The Cyber Security Observatory has just announced the publication of the 2019 edition of Cybersecurity Report in Portugal – Observation Line Society, which aims to reveal how the Portuguese face the threats coming from the Internet. According to the Observatory, which is managed by the National Cybersecurity Center (CNCS), the crimes Portuguese fear most on the Internet are identity theft, bank fraud and child pornography, with 75%, 78% and 85% of the responses. .
The report also reveals that 49% of respondents admit concerns about the security of personal data, and almost three quarters (73%) even say that they are already avoiding disclosing personal data on the Web.

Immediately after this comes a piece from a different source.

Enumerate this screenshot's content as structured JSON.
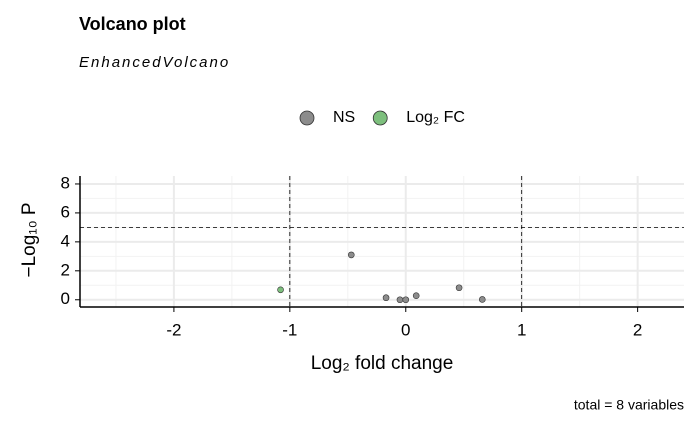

On the contrary, they follow payments on the Net: in 2018, 47% of respondents expressed concern about digital tools at the time of making an electronic payment, but today this concern only concerns 38% of the population.

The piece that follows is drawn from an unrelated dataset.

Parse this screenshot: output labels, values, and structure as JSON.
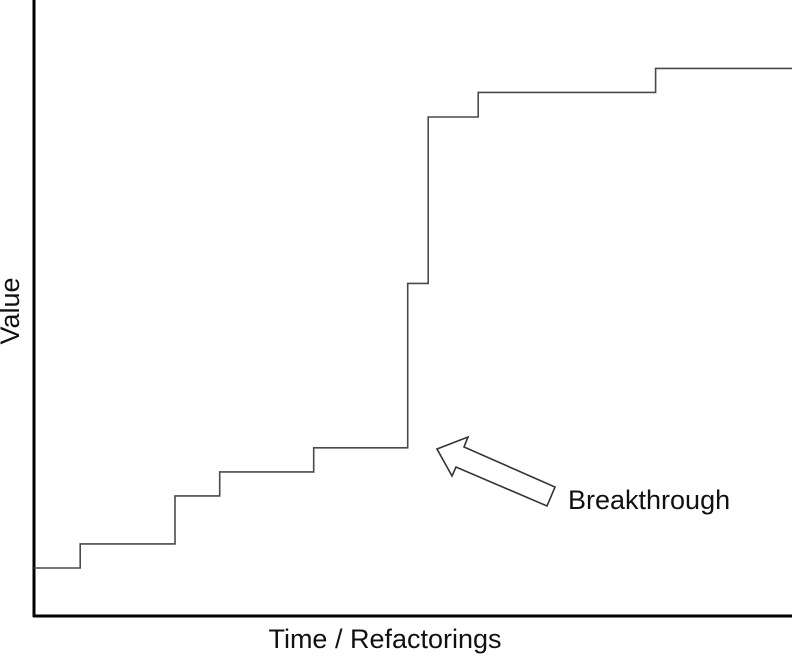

"One of the biggest concerns concerns malicious software, which 75% show to be, which translates into a 4% increase over 2017," adds a statement from CNCS, which recalls that this is the first report. published by the Observatory.
The report found that only three percent of respondents said they were well informed about cyber threats, but 52 percent said they were poorly informed. This may also help explain some differences in the behaviors of the Portuguese and Europeans.
'Compared with the EU, when it comes to behavior change because of cybersecurity concerns, the Portuguese are less careful about using passwords. According to reported data, 13% (29% in the EU) of respondents used different passwords for different websites, 12% (27% in the EU) opted for more complex passwords than in the past and 16% (21%). in the EU) have changed the password regularly, ”adds the statement from the CNCS.
The report now published has as its starting point the Europeans' Attitudes Towards Internet Eurobarometer, which allowed a total of 1007 face-to-face interviews with Portuguese citizens to work. To this information are added several statistical compilations of the European Commission, Eurostat, and the Ministry of Education.